Karen O. February 3, 2023
Cream cheese with home made pepper jelly is a winner in our house
 
Xena F. February 3, 2022
My mama is from Hawaii. The dip we still make till this day is cottage cheese, cream cheese, canned clams, little smoke sauce, scallions, and a little squeeze of lemon. Onolicious!
 
Yorkie February 4, 2023
Can I get this recipe? Thank you !

 
Harvey P. February 2, 2022
How is listing 2 ingredients a recipe? Curious about the lemon olive oil, I didn't see what to do with them. Do I
soak them whole or dice or mince the lemons and then soak them in the oil, or something else?
 
Joemama February 2, 2022
Underneath the recipe name there is a button that says "View Recipe". Click that. It brings you to the recipe card and has the instructions on what to do with the ingredients, including the lemon olive oil.
 
Harvey P. February 3, 2022
Thank you. I found the note about heating lemon zest in the oil. Search as I did yesterday, I didn't find it then.
 
Charlene V. February 2, 2022
These look great, Kristin. Thanks!
My mother used to make "Avocado Dip" in the 60s, not guacamole, but a smoother dip that she served with potato chips or tortilla chips, but I think it goes with anything dippable.
AVOCADO DIP
6 oz. cream cheese, at room temperature
1 ripe avocado
1/2 medium tomato, peeled, seeded and finely chopped
1/2 green onion, minced
Garlic powder to taste
Salt and pepper to taste
Juice of half a lemon
With a hand mixer, blend cream cheese and avocado until smooth. Stir in tomato and green onion. Season to taste with garlic powder, salt and pepper. Stir in lemon juice.

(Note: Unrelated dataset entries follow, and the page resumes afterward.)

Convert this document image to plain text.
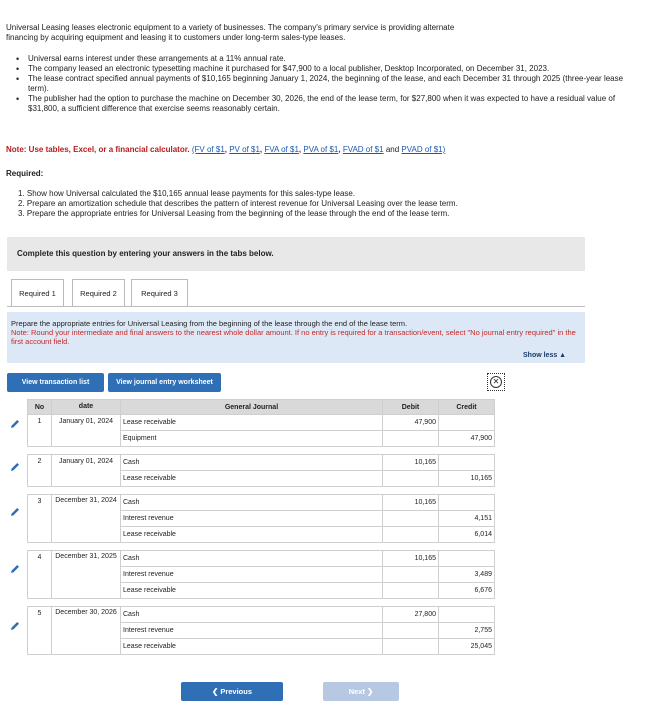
Universal Leasing leases electronic equipment to a variety of businesses. The company's primary service is providing alternate
financing by acquiring equipment and leasing it to customers under long-term sales-type leases.
• Universal earns interest under these arrangements at a 11% annual rate.
• The company leased an electronic typesetting machine it purchased for $47,900 to a local publisher, Desktop Incorporated, on December 31, 2023.
• The lease contract specified annual payments of $10,165 beginning January 1, 2024, the beginning of the lease, and each December 31 through 2025 (three-year lease term).
• The publisher had the option to purchase the machine on December 30, 2026, the end of the lease term, for $27,800 when it was expected to have a residual value of $31,800, a sufficient difference that exercise seems reasonably certain.
Note: Use tables, Excel, or a financial calculator. (FV of $1, PV of $1, FVA of $1, PVA of $1, FVAD of $1 and PVAD of $1)
Required:
1. Show how Universal calculated the $10,165 annual lease payments for this sales-type lease.
2. Prepare an amortization schedule that describes the pattern of interest revenue for Universal Leasing over the lease term.
3. Prepare the appropriate entries for Universal Leasing from the beginning of the lease through the end of the lease term.
Complete this question by entering your answers in the tabs below.
Required 1	Required 2	Required 3
Prepare the appropriate entries for Universal Leasing from the beginning of the lease through the end of the lease term.
Note: Round your intermediate and final answers to the nearest whole dollar amount. If no entry is required for a transaction/event, select "No journal entry required" in the first account field.
Show less ▲
View transaction list	View journal entry worksheet	✕
No	date	General Journal	Debit	Credit
1	January 01, 2024	Lease receivable	47,900	
		Equipment		47,900

2	January 01, 2024	Cash	10,165	
		Lease receivable		10,165

3	December 31, 2024	Cash	10,165	
		Interest revenue		4,151
		Lease receivable		6,014

4	December 31, 2025	Cash	10,165	
		Interest revenue		3,489
		Lease receivable		6,676

5	December 30, 2026	Cash	27,800	
		Interest revenue		2,755
		Lease receivable		25,045
❮ Previous	Next ❯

A Japanese friend gave us different and delicious dip recipe. We also serve it over roasted veggies, like carrots, broccoli, or mushrooms.
SESAME MISO DIP
4 Tbsp. Miracle Whip (NOT mayo)
4 Tbsp. sugar
1 Tbsp. white miso
2 tsp. grated fresh ginger
1 tsp. soy sauce
1 tsp. creamy peanut butter
1 Tbsp. toasted sesame seeds
Mix all ingredients together by hand with a whisk until smooth. Adjust soy sauce and peanut butter to taste.
Serve with crudites, especially jicama, bell peppers, sugar snap peas.